La location a été consentie pour une période de trois mois avec une reconduction tacite.
Le contrat de bail prévoit une clause résolutoire de plein droit du contrat pour défaut de paiement des sommes dues au bailleur.
Le 6 mai 2024, à la suite de loyers et charges impayés, la bailleresse a saisi la CAF de [Localité 4].
Le 14 mai 2024, elle a fait délivrer à Mme [P] [B] un commandement de payer rappelant la clause résolutoire insérée au bail afin que soit payée, dans un délai de six semaines, la somme de 2.298,36 euros en principal arrêtée au 30 avril 2024.
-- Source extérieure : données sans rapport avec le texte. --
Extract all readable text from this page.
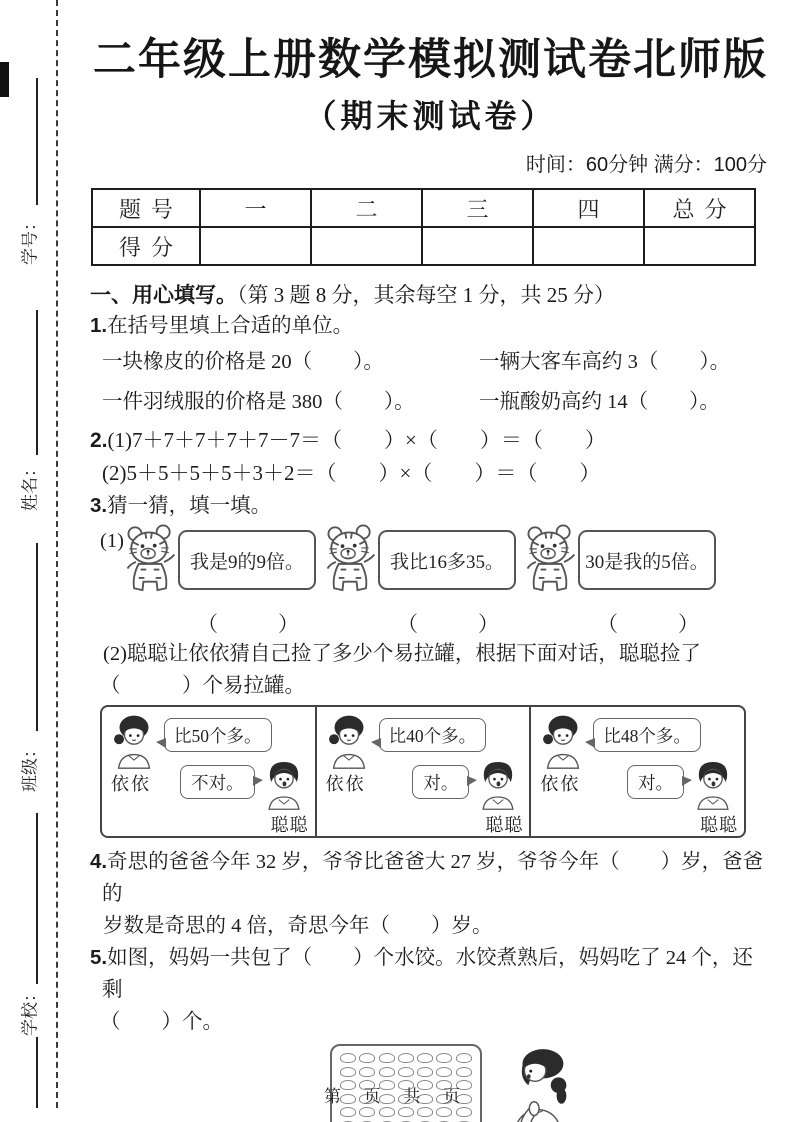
学号：
姓名：
班级：
学校：
二年级上册数学模拟测试卷北师版
（期末测试卷）
时间：60分钟 满分：100分
题号	一	二	三	四	总分
得分					
一、用心填写。（第 3 题 8 分，其余每空 1 分，共 25 分）
1.在括号里填上合适的单位。
一块橡皮的价格是 20（　　）。	一辆大客车高约 3（　　）。
一件羽绒服的价格是 380（　　）。	一瓶酸奶高约 14（　　）。
2.(1)7＋7＋7＋7＋7－7＝（　　）×（　　）＝（　　）
(2)5＋5＋5＋5＋3＋2＝（　　）×（　　）＝（　　）
3.猜一猜，填一填。
(1)
我是9的9倍。	我比16多35。	30是我的5倍。
（　　）	（　　）	（　　）
(2)聪聪让依依猜自己捡了多少个易拉罐，根据下面对话，聪聪捡了
（　　　）个易拉罐。
依依
比50个多。
不对。
聪聪
依依
比40个多。
对。
聪聪
依依
比48个多。
对。
聪聪
4.奇思的爸爸今年 32 岁，爷爷比爸爸大 27 岁，爷爷今年（　　）岁，爸爸的
岁数是奇思的 4 倍，奇思今年（　　）岁。
5.如图，妈妈一共包了（　　）个水饺。水饺煮熟后，妈妈吃了 24 个，还剩
（　　）个。
第 页 共 页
Par acte de commissaire de justice en date du 1er août 2024, la société IMMOBILIERE 3F a assigné Mme [P] [B] devant le juge des contentieux de la protection siégeant au tribunal judiciaire de Paris statuant au fond pour obtenir :
— La constatation de la résiliation du bail par acquisition de la clause résolutoire,
Subsidiairement, la résiliation judiciaire du bail aux torts de Mme [P] [B],
— L’expulsion de Mme [P] [B] et de tous occupants de son chef, en la forme ordinaire et accoutumée et même avec l’assistance du commissaire de police et de la force publique, si besoin est, dans les deux mois suivant le commandement d’avoir à libérer les lieux,
— La séquestration des biens et objets mobiliers se trouvant éventuellement dans les lieux lors de l’expulsion dans tel garde meubles ou local de son choix, aux frais, risques et périls de Mme [P] [B]
— La condamnation de Mme [P] [B] à lui payer:
• la somme de 2.368,31 euros au titre des loyers et charges impayés au 30 juin 2024, avec le mois de juin 2024 inclus ;
• une indemnité d’occupation mensuelle égale au montant du loyer du logement litigieux majoré de 50% sans préjudice des charges jusqu’à la complète reprise des lieux ;
• Subsidiairement, une indemnité d’occupation mensuelle non inférieure au montant du loyer majoré des charges du logement litigieux,
∙ La condamnation de Mme [P] [B] aux dépens, y compris le coût du commandement, de l’assignation et, plus généralement, de tous actes rendus nécessaires à l’occasion de la présente procédure,
∙ La condamnation de Mme [P] [B] à lui verser la somme de 350 euros au titre de l’article 700 du code de procédure civile.
Le 2 août 2024, l’assignation a été notifiée au préfet de [Localité 4].
L’affaire a été appelée et retenue à l’audience du 21 janvier 2025.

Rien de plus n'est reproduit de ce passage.